Ainsi, le premier juge a, à bon droit, retenu que les motifs de révision allégués ne peuvent pas invalider la transaction ACTPI/344/2012.
Entièrement infondé, le recours sera rejeté.
4. Les frais judiciaires du recours seront fixés à 2'500 fr compte tenu de l'importance du travail que celui-ci a impliqué (art. 5, 38 et 43 RTFMC) et mis à la charge de la recourante, qui succombe (art. 106 al. 1 CPC). Ils seront partiellement compensés avec l'avance de frais de 1'200 fr. fournie par cette dernière, laquelle reste acquise à l'Etat de Genève (art. 111 al. 1 CPC). La recourante sera en conséquence condamnée à verser le solde en 1'300 fr. aux Services financiers du Pouvoir judiciaire.
Elle sera également condamnée à verser 2'300 fr. aux intimées à titre de dépens, pris conjointement et solidairement (art. 85 et 90 RTFMC, art. 23, 25 et
26 LaCC).
* * * * *
A la forme :
Déclare recevable le recours interjeté le 20 août 2018 par A______ SA contre le jugement JTPI/9584/2018 rendu le 14 juin 2018 par le Tribunal de première instance dans la cause C/6063/2014-5.
Au fond :
Rejette ce recours.
Déboute les parties de toutes autres conclusions.
Sur les frais :
Arrête les frais judiciaires du recours à 2'500 fr. et les met à charge de A______ SA.
Dit qu'ils sont partiellement compensés par l'avance de frais fournie par A______ SA, acquise à l'Etat de Genève.
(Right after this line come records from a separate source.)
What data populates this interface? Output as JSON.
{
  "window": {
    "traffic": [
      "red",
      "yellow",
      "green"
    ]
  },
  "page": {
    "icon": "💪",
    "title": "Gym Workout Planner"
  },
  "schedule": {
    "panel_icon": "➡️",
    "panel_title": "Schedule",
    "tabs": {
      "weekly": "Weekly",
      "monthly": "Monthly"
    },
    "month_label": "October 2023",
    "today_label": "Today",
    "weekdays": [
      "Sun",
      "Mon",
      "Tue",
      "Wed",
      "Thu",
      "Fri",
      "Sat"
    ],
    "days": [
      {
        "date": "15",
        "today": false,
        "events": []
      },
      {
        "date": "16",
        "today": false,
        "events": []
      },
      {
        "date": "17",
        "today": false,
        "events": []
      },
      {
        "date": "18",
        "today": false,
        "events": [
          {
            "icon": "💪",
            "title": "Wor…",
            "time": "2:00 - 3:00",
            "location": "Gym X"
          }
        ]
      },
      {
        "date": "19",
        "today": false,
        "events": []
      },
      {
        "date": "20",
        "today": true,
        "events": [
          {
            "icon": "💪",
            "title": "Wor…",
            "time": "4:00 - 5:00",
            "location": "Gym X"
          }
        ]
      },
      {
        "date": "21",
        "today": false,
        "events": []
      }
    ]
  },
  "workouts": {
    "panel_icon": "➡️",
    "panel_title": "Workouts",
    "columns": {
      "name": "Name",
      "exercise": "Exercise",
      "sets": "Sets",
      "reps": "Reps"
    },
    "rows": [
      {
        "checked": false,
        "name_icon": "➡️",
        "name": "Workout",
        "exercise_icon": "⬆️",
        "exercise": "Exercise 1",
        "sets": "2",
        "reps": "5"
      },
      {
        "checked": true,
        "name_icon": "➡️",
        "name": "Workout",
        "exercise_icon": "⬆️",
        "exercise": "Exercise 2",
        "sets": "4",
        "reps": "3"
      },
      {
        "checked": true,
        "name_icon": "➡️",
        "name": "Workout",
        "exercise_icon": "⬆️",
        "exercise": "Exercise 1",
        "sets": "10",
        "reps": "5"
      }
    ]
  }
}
Condamne A______ SA à verser la somme de 1'300 fr. à l'Etat de Genève, soit pour lui les Services financiers du Pouvoir judiciaire, à titre de solde des frais judiciaires de recours.
Condamne A______ SA à verser à B______ SA, C______ SA, D______ SA et E______ SA, prises conjointement et solidairement, la somme de 2'300 fr. à titre de dépens de recours.
Siégeant :
Monsieur Cédric-Laurent MICHEL, président; Madame Pauline ERARD, Madame Paola CAMPOMAGNANI, juges; Madame Sandra MILLET, greffière.
| Le président : Cédric-Laurent MICHEL |
| La greffière : Sandra MILLET |
Indication des voies de recours :
Conformément aux art. 72 ss de la loi fédérale sur le Tribunal fédéral du 17 juin 2005 (LTF; RS 173.110), le présent arrêt peut être porté dans les trente jours qui suivent sa notification avec expédition complète (art. 100 al. 1 LTF) par-devant le Tribunal fédéral par la voie du recours en matière civile.
Le recours doit être adressé au Tribunal fédéral, 1000 Lausanne 14.
Valeur litigieuse des conclusions pécuniaires au sens de la LTF supérieure ou égale à 30'000 fr.